Spin critical opalescence in zero temperature Bose-Einstein Condensates

TL;DR

This paper explores the critical spin opalescence phenomenon in zero-temperature Bose-Einstein condensates, revealing long-range spin fluctuations and suppressed density fluctuations near a special scattering length condition.

Contribution

It introduces an effective spin model to describe phase transitions in BECs and identifies conditions for critical spin fluctuations at zero temperature.

Findings

Long-range spin fluctuations occur at the transition point.

Density fluctuations are suppressed near the special scattering length condition.

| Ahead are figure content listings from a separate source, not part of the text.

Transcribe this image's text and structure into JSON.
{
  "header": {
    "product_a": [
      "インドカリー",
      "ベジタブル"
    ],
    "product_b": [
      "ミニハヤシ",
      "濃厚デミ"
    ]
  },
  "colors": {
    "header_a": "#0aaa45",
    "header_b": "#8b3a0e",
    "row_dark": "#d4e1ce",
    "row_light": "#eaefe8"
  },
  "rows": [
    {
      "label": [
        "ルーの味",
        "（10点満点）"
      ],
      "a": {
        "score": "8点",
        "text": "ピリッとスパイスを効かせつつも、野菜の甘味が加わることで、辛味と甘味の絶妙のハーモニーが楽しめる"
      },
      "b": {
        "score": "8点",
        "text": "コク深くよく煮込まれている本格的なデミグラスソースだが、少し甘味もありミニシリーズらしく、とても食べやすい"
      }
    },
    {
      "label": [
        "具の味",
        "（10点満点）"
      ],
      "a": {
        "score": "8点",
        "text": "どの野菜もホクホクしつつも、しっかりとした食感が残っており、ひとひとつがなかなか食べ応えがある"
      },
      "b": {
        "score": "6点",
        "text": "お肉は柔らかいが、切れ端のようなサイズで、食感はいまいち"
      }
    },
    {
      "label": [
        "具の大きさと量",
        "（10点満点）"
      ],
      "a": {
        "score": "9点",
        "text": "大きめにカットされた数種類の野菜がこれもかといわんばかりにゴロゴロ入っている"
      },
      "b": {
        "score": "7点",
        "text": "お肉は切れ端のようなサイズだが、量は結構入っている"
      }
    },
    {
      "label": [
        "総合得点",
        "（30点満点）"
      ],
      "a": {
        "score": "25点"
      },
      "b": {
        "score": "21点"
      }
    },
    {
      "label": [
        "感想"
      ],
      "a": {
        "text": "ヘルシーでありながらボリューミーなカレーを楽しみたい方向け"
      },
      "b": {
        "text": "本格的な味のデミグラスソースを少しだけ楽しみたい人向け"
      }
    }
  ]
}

Critical opalescence manifests in impurity atom waves at zero temperature.

Abstract

Cold atom developments suggest the prospect of measuring scaling properties and long-range fluctuations of continuous phase transitions at zero-temperature. We discuss the conditions for characterizing the phase separation of Bose-Einstein condensates of boson atoms in two distinct hyperfine spin states. The mean-field description breaks down as the system approaches the transition from the miscible side. An effective spin description clarifies the ferromagnetic nature of the transition. We show that a difference in the scattering lengths for the bosons in the same spin state leads to an effective internal magnetic field. The conditions at which the internal magnetic field vanishes (i.e., equal values of the like-boson scattering lengths) is a special point. We show that the long range density fluctuations are suppressed near that point while the effective spin exhibits the long-range fluctuations that characterize critical points. The zero-temperature system exhibits critical opalescence with respect to long wavelength waves of impurity atoms that interact with the bosons in a spin-dependent manner.